Student Essay Contest

Laura Copp, the Mathbuster

2016 AWM Essay Contest: High School Level Honorable Mention

By: Kasey Bersh Marco Island Academy (Marco Island, Florida)

When I was in third grade, I loved the movie Ghostbusters. I constantly hummed the theme song and I couldn’t get the catchphrase, “I ain’t afraid of no ghosts, out of my head. So whenever I was stuck on a hard math problem for homework, one my parents, sisters, or I couldn’t solve, I naturally turned to my favorite film for advice.
“Who you gonna call?”
Well, not the Ghostbusters, that was for sure. Instead, I had a better number to dial — my Aunt Laura’s.
Laura grew up in a family of five kids in the South Side of Chicago. In high school, she took the most advanced math classes and thought she wanted to be an engineer. She initially pursued an engineering program at Bradley University. But during her freshman year of college, Laura had an epiphany and switched her major to Mathematics.
“After I did an engineering program, I figured out that I didn’t ever want to have a job like that,” said Laura. “I wanted to be able to do more different things and impact kids.”
After her undergraduate education, Laura got her master’s degree in Math Education from DePaul University. However, in a time when more and more careers were opening up to women, she couldn’t help but think by becoming a math teacher she was only perpetuating a stereotype.
“I graduated from school in the eighties, and it was like ‘You shouldn’t be a teacher, you shouldn’t be a nurse because you have all these other opportunities,’” said Laura. “I almost thought I shouldn’t be a math teacher because I could do better. And then I realized that’s kind of dumb — teaching math is what I want to do. So I’m going to do it anyway.”
As Laura continued her quest to become a math teacher, she tackled both stereotypes and obstacles. “I’ve taken Calculus I three times,” said Laura. “I took it one time in high school, and then again in college because I was a math major, and then I took it again when I got my master’s [degree]. I never really understood why people studied calculus until I got to the third time through and I was getting my master’s [degree].”
But Laura’s thorough understanding of advanced math topics isn’t what makes her the respected and knowledgeable teacher she is today.
“I still think like a kid, and some teachers don’t,” said Laura. “I can understand where things go wrong, so that’s why I can be good at helping kids. I’m not a really fast thinker when it comes to solving math problems and I used to think that meant something was wrong with me, but now I realize that’s just normal. When I’m trying to solve a problem, my thinking process helps me understand where students might struggle.”
And Laura has plenty of experience with struggling kids. Currently a seventh grade math teacher, she acknowledges the challenges of teaching math in a low-income school where the majority of students speak English as a second language.
“This school year, I might be teaching 10 to 15 general math topics, but within that, I’m teaching close to a hundred new skills the kids have to master,” said Laura. “There are so many places where things can go wrong if kids don’t pay attention to the lesson, and it’s hard to always go back and fill in those gaps. Plus, a lot of times, parents don’t understand that their kids have to do their math homework in order to solidify what they learned that day.”
Laura said she deals with these problems by instilling confidence in her students through pep talks. She said the pain of seeing her students grapple with content is worth it when they succeed.

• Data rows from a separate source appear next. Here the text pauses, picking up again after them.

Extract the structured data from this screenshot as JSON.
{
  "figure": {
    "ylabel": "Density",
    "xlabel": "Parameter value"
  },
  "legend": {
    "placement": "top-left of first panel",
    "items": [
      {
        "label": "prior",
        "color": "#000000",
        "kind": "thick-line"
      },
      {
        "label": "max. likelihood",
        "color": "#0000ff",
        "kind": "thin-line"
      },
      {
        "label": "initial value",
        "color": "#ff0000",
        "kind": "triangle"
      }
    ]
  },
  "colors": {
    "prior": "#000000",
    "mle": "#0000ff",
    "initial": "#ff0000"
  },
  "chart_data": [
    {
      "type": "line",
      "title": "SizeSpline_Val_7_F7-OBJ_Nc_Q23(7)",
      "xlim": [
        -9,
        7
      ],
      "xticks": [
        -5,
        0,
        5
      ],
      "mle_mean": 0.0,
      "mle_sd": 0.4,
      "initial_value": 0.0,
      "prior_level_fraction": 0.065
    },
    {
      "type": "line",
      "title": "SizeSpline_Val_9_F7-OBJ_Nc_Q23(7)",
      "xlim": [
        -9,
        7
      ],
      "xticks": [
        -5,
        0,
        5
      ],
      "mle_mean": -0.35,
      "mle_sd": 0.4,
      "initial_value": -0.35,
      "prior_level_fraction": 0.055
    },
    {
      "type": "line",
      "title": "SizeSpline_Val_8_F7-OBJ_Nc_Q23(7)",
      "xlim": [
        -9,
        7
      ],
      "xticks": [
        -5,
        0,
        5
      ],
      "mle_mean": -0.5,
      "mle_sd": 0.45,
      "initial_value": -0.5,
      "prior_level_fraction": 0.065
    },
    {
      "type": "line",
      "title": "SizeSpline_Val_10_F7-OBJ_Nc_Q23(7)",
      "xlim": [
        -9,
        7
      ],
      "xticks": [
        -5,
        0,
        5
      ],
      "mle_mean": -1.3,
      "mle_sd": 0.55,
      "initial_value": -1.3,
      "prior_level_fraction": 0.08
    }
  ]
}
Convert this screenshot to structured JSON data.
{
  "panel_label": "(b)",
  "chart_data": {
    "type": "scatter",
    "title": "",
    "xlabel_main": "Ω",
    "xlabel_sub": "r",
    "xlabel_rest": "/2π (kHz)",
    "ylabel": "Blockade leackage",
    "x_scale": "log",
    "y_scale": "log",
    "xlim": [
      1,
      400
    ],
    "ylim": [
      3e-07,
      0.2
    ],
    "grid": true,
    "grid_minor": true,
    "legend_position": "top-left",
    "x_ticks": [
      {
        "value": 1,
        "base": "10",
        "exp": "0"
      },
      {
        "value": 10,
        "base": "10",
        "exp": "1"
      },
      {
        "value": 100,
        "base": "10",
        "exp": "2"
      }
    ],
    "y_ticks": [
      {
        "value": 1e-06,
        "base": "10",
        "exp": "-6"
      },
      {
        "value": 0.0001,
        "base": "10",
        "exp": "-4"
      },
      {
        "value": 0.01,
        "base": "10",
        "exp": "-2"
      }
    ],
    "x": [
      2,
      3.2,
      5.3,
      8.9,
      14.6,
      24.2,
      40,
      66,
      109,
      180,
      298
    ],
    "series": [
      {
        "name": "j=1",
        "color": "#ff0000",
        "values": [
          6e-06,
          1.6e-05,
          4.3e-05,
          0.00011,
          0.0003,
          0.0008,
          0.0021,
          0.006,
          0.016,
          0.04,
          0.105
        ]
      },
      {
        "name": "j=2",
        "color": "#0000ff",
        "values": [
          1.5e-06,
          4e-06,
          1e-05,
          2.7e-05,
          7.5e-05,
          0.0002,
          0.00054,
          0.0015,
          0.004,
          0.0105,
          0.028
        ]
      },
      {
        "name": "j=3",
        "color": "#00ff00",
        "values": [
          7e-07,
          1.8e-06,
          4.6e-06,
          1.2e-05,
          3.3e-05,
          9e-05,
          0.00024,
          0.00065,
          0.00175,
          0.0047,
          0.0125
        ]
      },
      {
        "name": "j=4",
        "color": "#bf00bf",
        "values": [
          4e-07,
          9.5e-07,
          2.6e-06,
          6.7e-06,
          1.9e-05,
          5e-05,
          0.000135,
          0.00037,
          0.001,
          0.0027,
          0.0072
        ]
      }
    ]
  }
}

“It’s so inspiring when kids are like ‘I finally get it now,’” said Laura. “That happens throughout the year, when someone, for some reason, decides ‘Okay, I’m gonna start working hard’ or when they say ‘I actually like math now.’”

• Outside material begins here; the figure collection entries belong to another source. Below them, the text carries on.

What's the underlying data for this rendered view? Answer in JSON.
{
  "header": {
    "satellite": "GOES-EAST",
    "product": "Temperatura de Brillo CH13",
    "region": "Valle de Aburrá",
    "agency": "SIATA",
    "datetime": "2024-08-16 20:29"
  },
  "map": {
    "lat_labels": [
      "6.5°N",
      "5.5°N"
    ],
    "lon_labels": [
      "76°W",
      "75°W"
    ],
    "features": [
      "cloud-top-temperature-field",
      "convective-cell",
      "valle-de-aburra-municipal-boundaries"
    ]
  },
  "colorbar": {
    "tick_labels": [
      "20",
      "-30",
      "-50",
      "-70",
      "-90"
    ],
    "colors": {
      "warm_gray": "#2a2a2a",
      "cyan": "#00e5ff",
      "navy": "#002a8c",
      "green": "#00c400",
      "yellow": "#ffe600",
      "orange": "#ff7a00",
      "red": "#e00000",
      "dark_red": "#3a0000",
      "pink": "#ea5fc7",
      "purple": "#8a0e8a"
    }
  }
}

Laura said this is the kind of thing she has learned over her 15 years as a teacher, and the kind of advice she makes sure to tell new math teachers.

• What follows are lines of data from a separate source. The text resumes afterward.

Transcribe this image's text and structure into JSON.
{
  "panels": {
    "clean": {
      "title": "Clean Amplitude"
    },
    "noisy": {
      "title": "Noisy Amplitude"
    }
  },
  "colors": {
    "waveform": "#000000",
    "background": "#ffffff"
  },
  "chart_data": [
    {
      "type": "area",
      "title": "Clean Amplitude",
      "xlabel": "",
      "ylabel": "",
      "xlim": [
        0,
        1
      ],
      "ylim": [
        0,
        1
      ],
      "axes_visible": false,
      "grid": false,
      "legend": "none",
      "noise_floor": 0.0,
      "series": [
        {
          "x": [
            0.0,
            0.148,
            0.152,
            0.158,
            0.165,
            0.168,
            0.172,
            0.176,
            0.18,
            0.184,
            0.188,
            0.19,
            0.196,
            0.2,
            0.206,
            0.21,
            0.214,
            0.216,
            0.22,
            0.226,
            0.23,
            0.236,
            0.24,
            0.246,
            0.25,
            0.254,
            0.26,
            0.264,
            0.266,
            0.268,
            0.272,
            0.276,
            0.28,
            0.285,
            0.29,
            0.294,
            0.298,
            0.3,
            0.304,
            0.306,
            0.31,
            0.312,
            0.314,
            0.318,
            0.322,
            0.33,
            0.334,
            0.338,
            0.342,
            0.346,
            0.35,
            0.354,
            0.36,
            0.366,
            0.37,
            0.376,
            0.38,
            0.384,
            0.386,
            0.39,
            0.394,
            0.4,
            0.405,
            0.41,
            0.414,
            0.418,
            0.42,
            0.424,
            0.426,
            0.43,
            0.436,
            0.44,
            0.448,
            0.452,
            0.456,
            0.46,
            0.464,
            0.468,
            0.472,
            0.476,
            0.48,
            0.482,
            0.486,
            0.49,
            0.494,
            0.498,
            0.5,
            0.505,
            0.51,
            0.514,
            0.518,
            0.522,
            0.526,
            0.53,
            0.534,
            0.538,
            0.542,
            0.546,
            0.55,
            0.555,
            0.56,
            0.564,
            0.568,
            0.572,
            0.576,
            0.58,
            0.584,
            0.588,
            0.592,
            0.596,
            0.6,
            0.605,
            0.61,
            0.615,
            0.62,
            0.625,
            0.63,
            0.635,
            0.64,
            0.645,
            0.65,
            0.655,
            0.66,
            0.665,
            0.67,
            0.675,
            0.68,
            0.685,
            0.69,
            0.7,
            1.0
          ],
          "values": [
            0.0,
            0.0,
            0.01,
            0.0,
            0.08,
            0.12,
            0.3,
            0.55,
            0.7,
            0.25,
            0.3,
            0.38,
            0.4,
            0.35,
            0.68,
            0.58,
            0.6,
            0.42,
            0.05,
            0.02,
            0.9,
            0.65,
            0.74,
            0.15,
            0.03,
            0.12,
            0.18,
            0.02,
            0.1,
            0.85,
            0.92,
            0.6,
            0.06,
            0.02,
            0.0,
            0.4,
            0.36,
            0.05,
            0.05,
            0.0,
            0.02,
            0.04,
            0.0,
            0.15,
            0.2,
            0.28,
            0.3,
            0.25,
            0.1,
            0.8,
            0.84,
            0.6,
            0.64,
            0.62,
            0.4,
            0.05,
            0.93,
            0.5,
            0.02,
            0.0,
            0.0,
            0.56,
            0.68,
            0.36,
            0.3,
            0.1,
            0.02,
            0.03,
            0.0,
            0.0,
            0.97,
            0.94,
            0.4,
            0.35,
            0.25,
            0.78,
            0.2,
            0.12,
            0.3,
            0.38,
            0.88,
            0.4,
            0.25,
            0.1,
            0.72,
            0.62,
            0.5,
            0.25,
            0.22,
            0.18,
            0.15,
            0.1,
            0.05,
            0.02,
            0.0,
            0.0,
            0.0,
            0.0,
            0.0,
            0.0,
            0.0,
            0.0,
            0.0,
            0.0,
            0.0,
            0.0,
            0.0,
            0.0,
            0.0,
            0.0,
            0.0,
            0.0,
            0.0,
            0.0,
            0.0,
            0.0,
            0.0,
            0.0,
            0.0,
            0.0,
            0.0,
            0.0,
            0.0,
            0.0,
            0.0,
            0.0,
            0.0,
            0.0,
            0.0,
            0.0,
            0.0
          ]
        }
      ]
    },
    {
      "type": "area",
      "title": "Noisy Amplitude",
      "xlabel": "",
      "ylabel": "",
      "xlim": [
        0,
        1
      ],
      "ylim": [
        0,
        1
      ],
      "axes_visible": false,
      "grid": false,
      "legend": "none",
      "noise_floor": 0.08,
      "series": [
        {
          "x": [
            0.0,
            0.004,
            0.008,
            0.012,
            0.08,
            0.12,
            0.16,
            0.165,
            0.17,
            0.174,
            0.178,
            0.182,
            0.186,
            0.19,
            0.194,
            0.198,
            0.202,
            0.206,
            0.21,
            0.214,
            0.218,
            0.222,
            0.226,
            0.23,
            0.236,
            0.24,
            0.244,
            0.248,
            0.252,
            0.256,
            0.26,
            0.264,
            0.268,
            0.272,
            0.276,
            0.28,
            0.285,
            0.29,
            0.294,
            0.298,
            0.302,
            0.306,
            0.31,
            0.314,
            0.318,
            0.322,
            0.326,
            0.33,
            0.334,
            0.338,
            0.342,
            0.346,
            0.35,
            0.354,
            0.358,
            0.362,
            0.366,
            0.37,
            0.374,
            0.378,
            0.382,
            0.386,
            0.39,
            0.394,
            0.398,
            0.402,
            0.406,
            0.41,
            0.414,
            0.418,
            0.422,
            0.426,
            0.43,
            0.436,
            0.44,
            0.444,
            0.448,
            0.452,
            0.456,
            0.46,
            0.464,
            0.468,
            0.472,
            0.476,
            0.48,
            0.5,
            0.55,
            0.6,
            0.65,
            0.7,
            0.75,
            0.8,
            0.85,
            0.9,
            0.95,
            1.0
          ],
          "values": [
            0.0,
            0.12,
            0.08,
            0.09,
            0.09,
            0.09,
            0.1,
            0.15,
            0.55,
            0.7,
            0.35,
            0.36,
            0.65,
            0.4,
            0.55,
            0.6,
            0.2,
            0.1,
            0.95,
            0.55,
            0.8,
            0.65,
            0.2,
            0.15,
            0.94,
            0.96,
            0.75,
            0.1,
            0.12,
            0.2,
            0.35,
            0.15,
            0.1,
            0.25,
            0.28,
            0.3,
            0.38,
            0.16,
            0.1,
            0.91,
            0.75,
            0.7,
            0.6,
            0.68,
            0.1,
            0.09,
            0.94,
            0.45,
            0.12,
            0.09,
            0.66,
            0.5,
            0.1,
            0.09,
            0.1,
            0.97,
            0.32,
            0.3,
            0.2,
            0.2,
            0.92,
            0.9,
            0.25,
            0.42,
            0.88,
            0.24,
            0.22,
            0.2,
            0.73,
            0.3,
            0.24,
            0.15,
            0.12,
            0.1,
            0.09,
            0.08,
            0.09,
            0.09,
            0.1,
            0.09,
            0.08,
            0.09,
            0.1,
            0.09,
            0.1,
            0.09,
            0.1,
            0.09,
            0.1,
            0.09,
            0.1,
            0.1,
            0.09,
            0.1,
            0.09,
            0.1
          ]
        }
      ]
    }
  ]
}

“It’s hard to be a new teacher because you have to create lessons and assessments, help kids, and grade homework,” said Laura. “All of that may seem daunting, so buddy up with someone. Don’t be afraid to use other people’s ideas. It’s okay to use other people’s experience to help you.”
Laura takes her own advice to heart. As a new teacher right out of college, she herself learned from veteran women in math, and as an experienced teacher herself now, she finds inspiration from everyday interactions with her students.
“You learn a lot about yourself when you become a teacher,” said Laura. “For instance, I recently got my ESL [English as a Second Language] endorsement. When you learn about what people go through in other cultures, it helps you understand how we learn and how we expect kids to learn.”
Laura acknowledges that math is tricky and that teaching math is even harder. But by utilizing her ability to put herself in her students’ shoes, as well as her own experience with math, Laura has accomplished a most difficult task with grace, enthusiasm, and a willingness to help others — a legacy that has affected both her students and her nieces alike.
Ghostbusters hasn’t been my favorite movie in a decade. But I no longer need to ask whom I should call for math advice. Because of Aunt Laura, I’m now able to say “I ain’t afraid of no math.”
About the Student:
My name is Kasey Bersh. I am a senior at Marco Island Academy in Marco Island, Florida. I have loved math all my life, and have taken advanced math classes throughout my entire education. In college next year, I hope to major in Biology, Math, or Astronomy.